Bangladesh is the eighth most populous nation in the world with about 164 million residents. Two out of every three residents are involved in farming, poverty rates are high and energy -- who has it and who wants it -- is a big deal. According to AFP, 60 percent of those in Bangladesh live in homes not connected to the grid.
On the flipside, it’s also a developing nation, one that has made recent economic strides, and one that shows promise if the standard of living is increased across the country. Those who do have stable power are more connected and better able to recognize and seek out opportunities that will improve their living conditions.
In 2009, a reporter for the Brunei Times spoke to a mother of four whose husband and son worked abroad while she raised a family in rural Pritomoddi. The 40-watt solar installation on the roof of her homes has done more than power four light bulbs, a television and her cell phone. It has connected her to her family and the world at large.

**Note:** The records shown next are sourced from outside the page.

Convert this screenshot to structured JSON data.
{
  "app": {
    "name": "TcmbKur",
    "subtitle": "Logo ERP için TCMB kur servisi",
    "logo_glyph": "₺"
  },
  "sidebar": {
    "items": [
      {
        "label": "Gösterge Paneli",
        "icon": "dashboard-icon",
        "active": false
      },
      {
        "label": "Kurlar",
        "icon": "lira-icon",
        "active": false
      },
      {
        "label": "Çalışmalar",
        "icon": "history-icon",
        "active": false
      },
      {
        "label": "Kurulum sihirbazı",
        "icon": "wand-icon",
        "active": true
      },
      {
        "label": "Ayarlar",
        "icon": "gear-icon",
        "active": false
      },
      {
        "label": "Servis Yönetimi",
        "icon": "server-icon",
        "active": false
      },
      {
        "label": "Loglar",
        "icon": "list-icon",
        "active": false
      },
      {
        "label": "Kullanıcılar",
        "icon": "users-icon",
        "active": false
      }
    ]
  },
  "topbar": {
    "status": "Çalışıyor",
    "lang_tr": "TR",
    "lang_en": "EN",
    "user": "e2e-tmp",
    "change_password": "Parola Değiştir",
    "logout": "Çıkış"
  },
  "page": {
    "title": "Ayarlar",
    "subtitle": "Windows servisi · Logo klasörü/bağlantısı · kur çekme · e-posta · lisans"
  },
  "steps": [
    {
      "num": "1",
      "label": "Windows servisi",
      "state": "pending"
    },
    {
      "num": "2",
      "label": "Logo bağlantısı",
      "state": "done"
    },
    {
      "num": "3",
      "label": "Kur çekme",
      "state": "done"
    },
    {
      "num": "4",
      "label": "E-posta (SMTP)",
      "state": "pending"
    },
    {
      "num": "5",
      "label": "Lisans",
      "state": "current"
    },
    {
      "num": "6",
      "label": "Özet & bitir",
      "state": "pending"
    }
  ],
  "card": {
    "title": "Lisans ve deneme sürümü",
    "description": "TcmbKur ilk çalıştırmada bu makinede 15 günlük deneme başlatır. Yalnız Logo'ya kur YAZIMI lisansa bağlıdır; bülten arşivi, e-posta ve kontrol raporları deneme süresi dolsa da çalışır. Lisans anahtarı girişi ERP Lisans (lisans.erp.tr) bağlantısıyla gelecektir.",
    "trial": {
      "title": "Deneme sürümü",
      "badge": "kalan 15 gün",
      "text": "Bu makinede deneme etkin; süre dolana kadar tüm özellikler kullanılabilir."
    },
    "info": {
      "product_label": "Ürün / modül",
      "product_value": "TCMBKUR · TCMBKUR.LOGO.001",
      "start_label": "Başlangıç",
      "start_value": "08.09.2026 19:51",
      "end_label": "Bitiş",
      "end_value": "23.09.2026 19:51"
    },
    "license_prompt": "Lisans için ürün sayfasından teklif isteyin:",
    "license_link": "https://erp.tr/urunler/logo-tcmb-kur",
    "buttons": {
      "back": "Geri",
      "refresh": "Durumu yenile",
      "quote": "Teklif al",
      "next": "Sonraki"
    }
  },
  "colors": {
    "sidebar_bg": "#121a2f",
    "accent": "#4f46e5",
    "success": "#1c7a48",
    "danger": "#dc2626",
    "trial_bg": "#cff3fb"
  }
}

"Life has become much easier now," said Kulsum Begum. “Whenever I need something, I call my husband or son on the cellphone. I am so happy now.”
The rise in solar development has been remarkable in Bangladesh, which had only 5,000 homes powered by the sun as recently as 2002. Since then, small-scale systems have been installed in a very large way, mostly in rural areas dependent on kerosene.
A World Bank report released earlier this year shows how increasing standards of living can have an exponential impact on development. According to the report: “the propensity to install solar home systems is very responsive to income, with a 1-percent increase in per capita income increasing the probability of installing solar home systems by 12 percent.”
In other words, those in rural Bangladesh need solar power, they see the benefits of having it and they are willing to pay for it once they can afford it.
A 2010 World Bank report, meanwhile, focused on energy poverty, and found that “58 percent of rural households in Bangladesh are energy poor, compared with 45 percent that are income poor. ... Reducing energy poverty helps reduce income poverty as well.”
While the Bangladesh success story may not show up on a list of nations with the highest growth in installed capacity, it may be laying the groundwork for an emerging market.